Of course he deserves a medal for eating dinner in a strange place where he doesn’t speak the dominant language. If most of his voters did that, they’d feel unbearably exotic, and talk about it forever like they were Shackleton at the Pole. This is how most of them act about going to a new grocery store, come on.

This isn’t me saying you simply must go to Europe (or eat fancy lunch meat, Bobo). There are plenty of places I haven’t been and plenty more I would honestly be nervous about going. Every single day of my life I panic about learning an entirely new skill set and spend a good 20 minutes hiding in the bathroom trying not to hyperventilate.

To exist in the world right now requires a shitload of learning and catching up and a hell of a lot of straight white people who are now being confronted with other perspectives and slapped down a lot. Living in the world requires you, in a way it didn’t once upon a time, to be very very comfortable with being uncertain.

And along comes Trump, who says I’m gonna make America certain again.

It’s racist and it’s dumb, but mostly it’s just old. And I know, #NotAllOldPeople, but really, #LotsAndLotsOfOldPeople, right now. I hear people my own goddamn age (and I am tail end of Gen X, whippersnappers) complaining about smart mouths on young girls and pretending we can’t wrap our heads around a gender-neutral artist or two and basically acting like it’s the world’s problem that we’re tired.

It’s not the world’s problem that we’re tired and that some of us are old. It’s just the way things go. Plenty of old people (GODDAMN, JIMMY CARTER) are still finding ways to work and contribute and push and change and make things better. I would be a lot more understanding of this desire to lay down the burden of uncertainty if there weren’t so many examples of people saying fuck that, while I’ve got breath in me I’m gonna fight.
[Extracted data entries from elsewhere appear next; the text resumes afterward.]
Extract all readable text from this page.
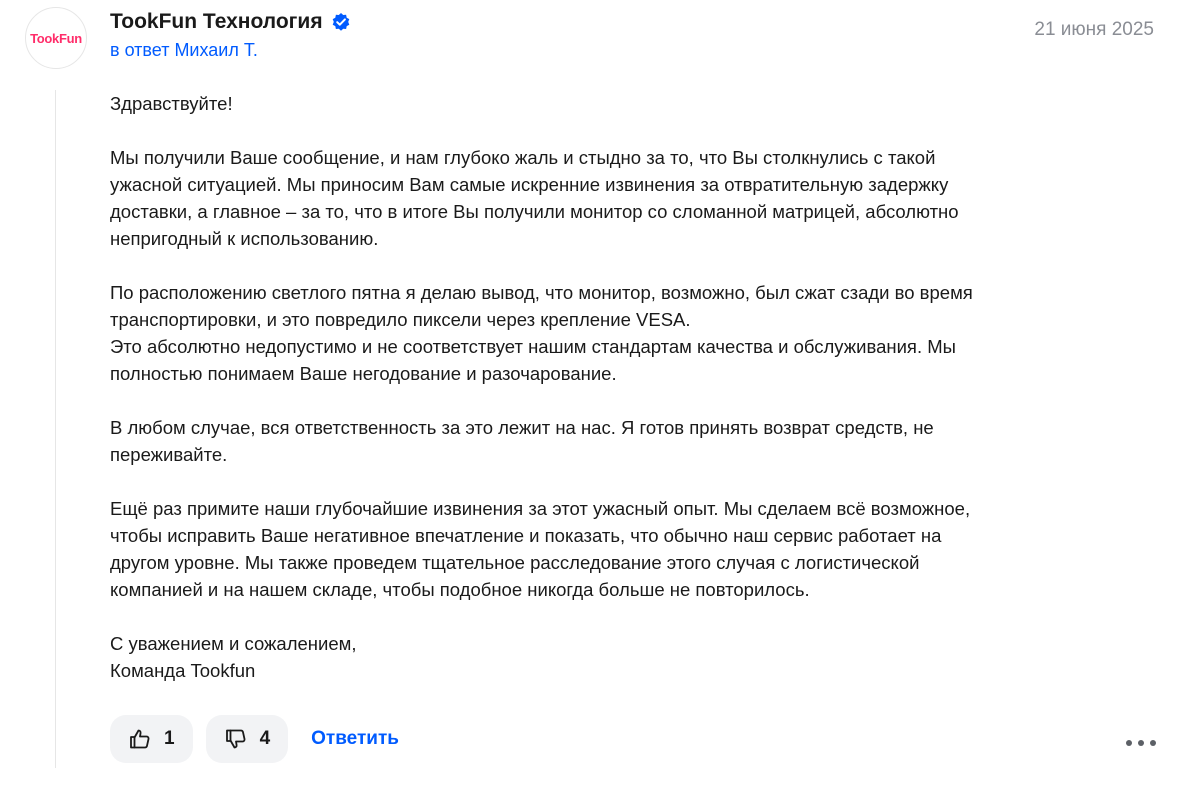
TookFun
TookFun Технология
в ответ Михаил Т.
21 июня 2025

Здравствуйте!

Мы получили Ваше сообщение, и нам глубоко жаль и стыдно за то, что Вы столкнулись с такой
ужасной ситуацией. Мы приносим Вам самые искренние извинения за отвратительную задержку
доставки, а главное – за то, что в итоге Вы получили монитор со сломанной матрицей, абсолютно
непригодный к использованию.

По расположению светлого пятна я делаю вывод, что монитор, возможно, был сжат сзади во время
транспортировки, и это повредило пиксели через крепление VESA.
Это абсолютно недопустимо и не соответствует нашим стандартам качества и обслуживания. Мы
полностью понимаем Ваше негодование и разочарование.

В любом случае, вся ответственность за это лежит на нас. Я готов принять возврат средств, не
переживайте.

Ещё раз примите наши глубочайшие извинения за этот ужасный опыт. Мы сделаем всё возможное,
чтобы исправить Ваше негативное впечатление и показать, что обычно наш сервис работает на
другом уровне. Мы также проведем тщательное расследование этого случая с логистической
компанией и на нашем складе, чтобы подобное никогда больше не повторилось.

С уважением и сожалением,
Команда Tookfun

1	4 Ответить
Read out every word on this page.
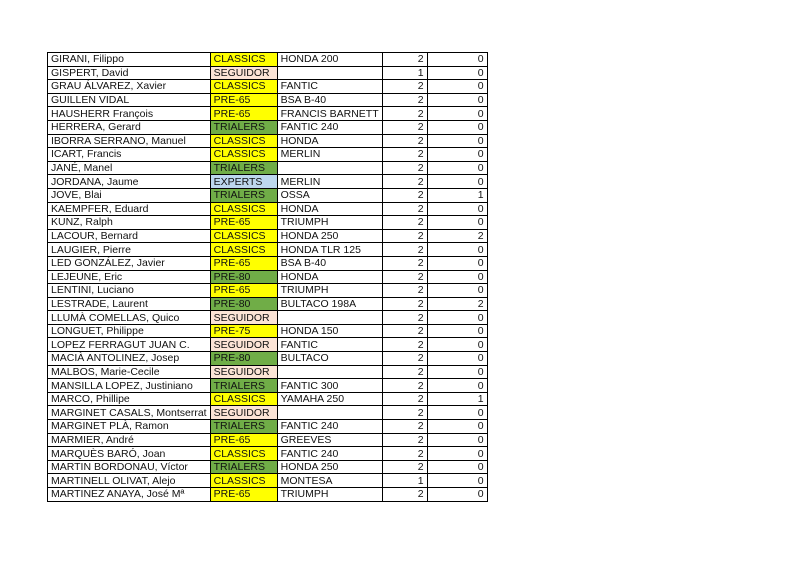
GIRANI, Filippo	CLASSICS	HONDA 200	2	0
GISPERT, David	SEGUIDOR		1	0
GRAU ÁLVAREZ, Xavier	CLASSICS	FANTIC	2	0
GUILLEN VIDAL	PRE-65	BSA B-40	2	0
HAUSHERR François	PRE-65	FRANCIS BARNETT	2	0
HERRERA, Gerard	TRIALERS	FANTIC 240	2	0
IBORRA SERRANO, Manuel	CLASSICS	HONDA	2	0
ICART, Francis	CLASSICS	MERLIN	2	0
JANÉ, Manel	TRIALERS		2	0
JORDANA, Jaume	EXPERTS	MERLIN	2	0
JOVE, Blai	TRIALERS	OSSA	2	1
KAEMPFER, Eduard	CLASSICS	HONDA	2	0
KUNZ, Ralph	PRE-65	TRIUMPH	2	0
LACOUR, Bernard	CLASSICS	HONDA 250	2	2
LAUGIER, Pierre	CLASSICS	HONDA TLR 125	2	0
LED GONZÁLEZ, Javier	PRE-65	BSA B-40	2	0
LEJEUNE, Eric	PRE-80	HONDA	2	0
LENTINI, Luciano	PRE-65	TRIUMPH	2	0
LESTRADE, Laurent	PRE-80	BULTACO 198A	2	2
LLUMÀ COMELLAS, Quico	SEGUIDOR		2	0
LONGUET, Philippe	PRE-75	HONDA 150	2	0
LOPEZ FERRAGUT JUAN C.	SEGUIDOR	FANTIC	2	0
MACIÀ ANTOLINEZ, Josep	PRE-80	BULTACO	2	0
MALBOS, Marie-Cecile	SEGUIDOR		2	0
MANSILLA LOPEZ, Justiniano	TRIALERS	FANTIC 300	2	0
MARCO, Phillipe	CLASSICS	YAMAHA 250	2	1
MARGINET CASALS, Montserrat	SEGUIDOR		2	0
MARGINET PLÀ, Ramon	TRIALERS	FANTIC 240	2	0
MARMIER, André	PRE-65	GREEVES	2	0
MARQUÈS BARÓ, Joan	CLASSICS	FANTIC 240	2	0
MARTIN BORDONAU, Víctor	TRIALERS	HONDA 250	2	0
MARTINELL OLIVAT, Alejo	CLASSICS	MONTESA	1	0
MARTINEZ ANAYA, José Mª	PRE-65	TRIUMPH	2	0
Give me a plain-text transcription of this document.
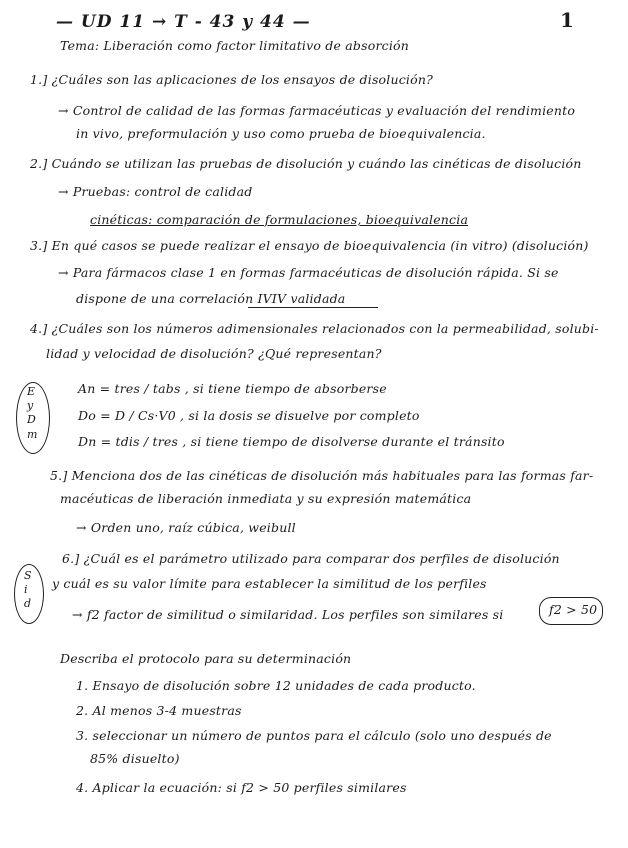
— UD 11 → T - 43 y 44 —	1
Tema: Liberación como factor limitativo de absorción
1.] ¿Cuáles son las aplicaciones de los ensayos de disolución?
→ Control de calidad de las formas farmacéuticas y evaluación del rendimiento
in vivo, preformulación y uso como prueba de bioequivalencia.
2.] Cuándo se utilizan las pruebas de disolución y cuándo las cinéticas de disolución
→ Pruebas: control de calidad
cinéticas: comparación de formulaciones, bioequivalencia
3.] En qué casos se puede realizar el ensayo de bioequivalencia (in vitro) (disolución)
→ Para fármacos clase 1 en formas farmacéuticas de disolución rápida. Si se
dispone de una correlación IVIV validada
4.] ¿Cuáles son los números adimensionales relacionados con la permeabilidad, solubi-
lidad y velocidad de disolución? ¿Qué representan?
E
y
D
m
An = tres / tabs , si tiene tiempo de absorberse
Do = D / Cs·V0 , si la dosis se disuelve por completo
Dn = tdis / tres , si tiene tiempo de disolverse durante el tránsito
5.] Menciona dos de las cinéticas de disolución más habituales para las formas far-
macéuticas de liberación inmediata y su expresión matemática
→ Orden uno, raíz cúbica, weibull
6.] ¿Cuál es el parámetro utilizado para comparar dos perfiles de disolución
y cuál es su valor límite para establecer la similitud de los perfiles
S
i
d
→ f2 factor de similitud o similaridad. Los perfiles son similares si	f2 > 50
Describa el protocolo para su determinación
1. Ensayo de disolución sobre 12 unidades de cada producto.
2. Al menos 3-4 muestras
3. seleccionar un número de puntos para el cálculo (solo uno después de
85% disuelto)
4. Aplicar la ecuación: si f2 > 50 perfiles similares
Even if I don’t know everything. Even if I’m tired. Even if I can’t believe I still have to protest this shit. Even if it’s mind-boggling to me that we have managed to find someone worse than George W. Bush, worse than Richard Nixon. Even if I’d rather be watching old TV shows from the early 2000s because that’s when shit made sense. So many people aren’t taking the opportunity of their own uncertainty to hate what they don’t know. So many people are standing up to their own fears and those of others.

Trump sat down in an unfamiliar situation. Go on with your bad self, Donald. We’ll be standing up in one until you’re gone.

A.

 

3 thoughts on “The Uncertainty Principle

  1. There is a perfect certainty in DEATH.

    Perhaps the “old racist dumbasses” should give it a try.

  2. Excellent–smart, funny, astute. But I would add that Trump is, before and after everything else, a salesman. He partakes of the capitalist custom (if not rule) that you can lie or cheat or exaggerate in service of the sale. His appeal to others may be that he embodies what the writer properly says is an era before endless change and, thus, endless uncertainty. But his shamelessness in doing so is a salesman’s shamelessness. And the others to whom that appeals are too frightened, angry, or ignorant to see the shuck for what it is.

  3. They think they’re covered. But given what is happening in government, one day they’ll face a problem, crisis or tragedy and discover there use to be a law, regulation, tax credit or program that would have helped them. (yeah we use to inspect carnival rides, but then trump, so what ya gonna do…). I want to see that realization grind through their minds. I hope at 3AM on a sleepless night, they get it. But I suspect it’ll travel their synapses and come out…”Why Didn’t the Democrats, Stop Them?”